Erschöpft schloss Stephane für einen Augenblick die Augen. Müdigkeit durchflutete seinen gesamten Körper, von den schmerzenden, mit blauen Flecken übersäten Armen bis zu seinen ebenso zugerichteten Beinen. Über seine Wange zog sich ein schlecht verheilter Kratzer.

Am liebsten hätte er einfach Othello die Kontrolle überlassen und wäre auf seinem Rücken eingenickt. Die letzten Tage des Trainings waren anstrengend gewesen und zusätzlich hatte Hagen ihm erklärt, dass er als Templer ebenso Mönch wie Krieger war und daher die Bibel kennen musste.

Da sie keine dabei hatten, mussten sie sich mit Hagens Wissen darüber begnügen, welches zwar groß war, aber eben doch nichts gegen ein Buch.
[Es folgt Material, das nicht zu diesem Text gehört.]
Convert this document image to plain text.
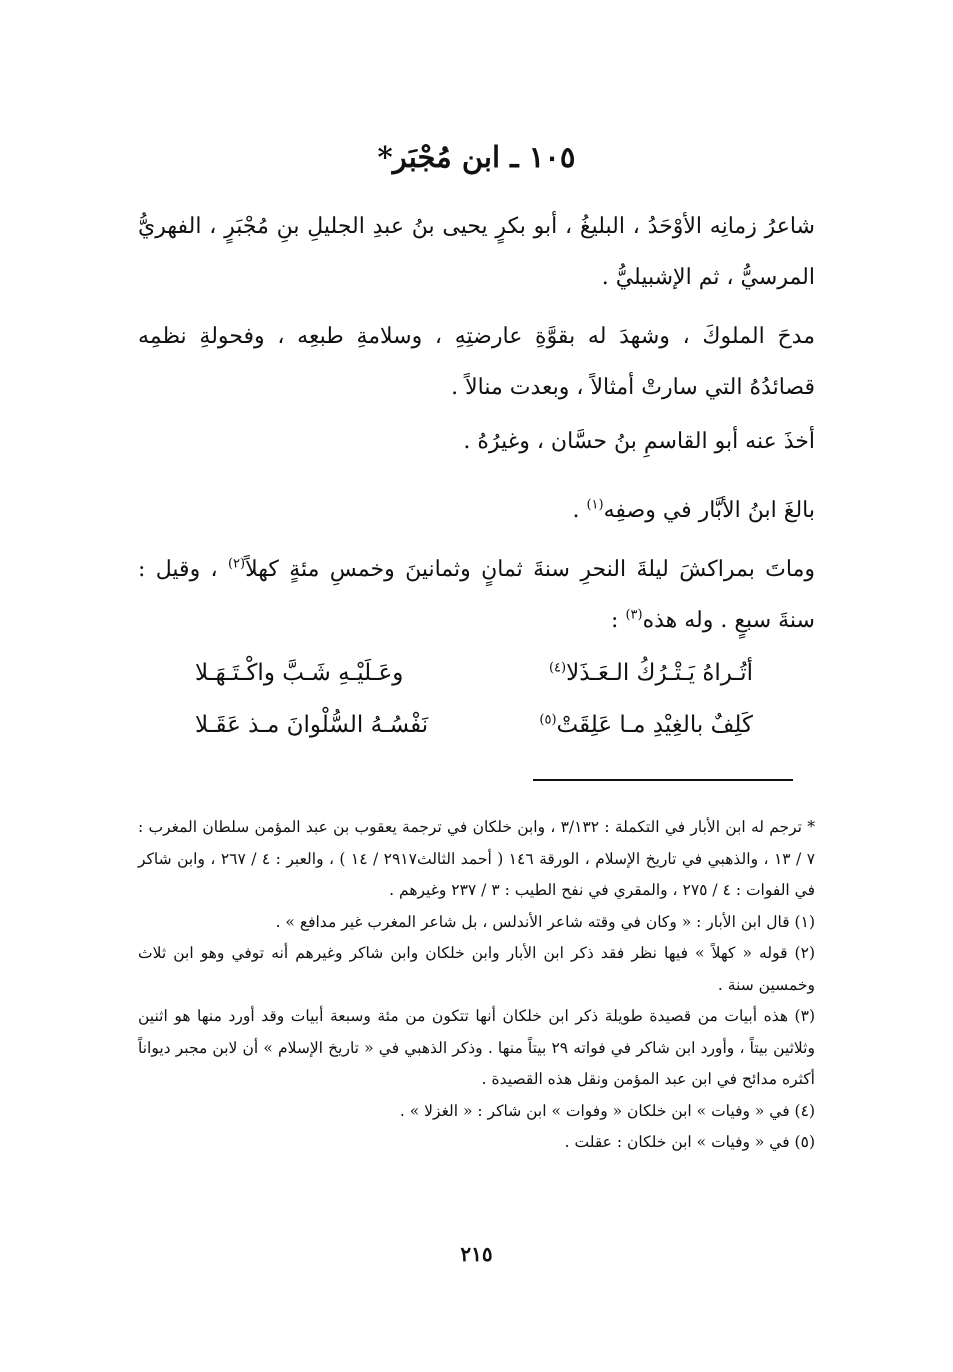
١٠٥ ـ ابن مُجْبَر*
شاعرُ زمانِه الأوْحَدُ ، البليغُ ، أبو بكرٍ يحيى بنُ عبدِ الجليلِ بنِ مُجْبَرٍ ، الفهريُّ المرسيُّ ، ثم الإشبيليُّ .
مدحَ الملوكَ ، وشهدَ له بقوَّةِ عارضتِهِ ، وسلامةِ طبعِه ، وفحولةِ نظمِه قصائدُهُ التي سارتْ أمثالاً ، وبعدت منالاً .
أخذَ عنه أبو القاسمِ بنُ حسَّان ، وغيرُهُ .
بالغَ ابنُ الأبَّار في وصفِه$^{(١)}$ .
وماتَ بمراكشَ ليلةَ النحرِ سنةَ ثمانٍ وثمانينَ وخمسِ مئةٍ كهلاً$^{(٢)}$ ، وقيل : سنةَ سبعٍ . وله هذه$^{(٣)}$ :
أتُـراهُ يَـتْـرُكُ الـعَـذَلا$^{(٤)}$
وعَـلَيْـهِ شَـبَّ واكْـتَـهَـلا
كَلِفٌ بالغِيْدِ مـا عَلِقَتْ$^{(٥)}$
نَفْسُـهُ السُّلْوانَ مـذ عَقَـلا

* ترجم له ابن الأبار في التكملة : ٣/١٣٢ ، وابن خلكان في ترجمة يعقوب بن عبد المؤمن سلطان المغرب : ٧ / ١٣ ، والذهبي في تاريخ الإسلام ، الورقة ١٤٦ ( أحمد الثالث٢٩١٧ / ١٤ ) ، والعبر : ٤ / ٢٦٧ ، وابن شاكر في الفوات : ٤ / ٢٧٥ ، والمقري في نفح الطيب : ٣ / ٢٣٧ وغيرهم .

(١) قال ابن الأبار : « وكان في وقته شاعر الأندلس ، بل شاعر المغرب غير مدافع » .

(٢) قوله « كهلاً » فيها نظر فقد ذكر ابن الأبار وابن خلكان وابن شاكر وغيرهم أنه توفي وهو ابن ثلاث وخمسين سنة .

(٣) هذه أبيات من قصيدة طويلة ذكر ابن خلكان أنها تتكون من مئة وسبعة أبيات وقد أورد منها هو اثنين وثلاثين بيتاً ، وأورد ابن شاكر في فواته ٢٩ بيتاً منها . وذكر الذهبي في « تاريخ الإسلام » أن لابن مجبر ديواناً أكثره مدائح في ابن عبد المؤمن ونقل هذه القصيدة .

(٤) في « وفيات » ابن خلكان « وفوات » ابن شاكر : « الغزلا » .

(٥) في « وفيات » ابن خلكان : عقلت .

٢١٥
Und so schmerzten Stephane am laufenden Band sämtliche Körperteile und immer, wenn er versuchte, zur Ruhe zu kommen, schwirrten ihm irgendwelche Bibelzitate durch den Kopf.

Gerade war er in eine angenehme Art Dämmerschlaf gefallen, als Hagen ihn aus den Gedanken riss. „Wir sind gleich da, Stephane.“

Der Angesprochene öffnete die Augen einen Spalt weit und blickte zu dem alten Templer. Ebenso wie Stephane trug auch dieser nicht seine gewohnte weiße Kleidung mit dem blutroten Kreuz darauf. Stattdessen hatte er sich gekleidet wie einer vom einfachen Volk.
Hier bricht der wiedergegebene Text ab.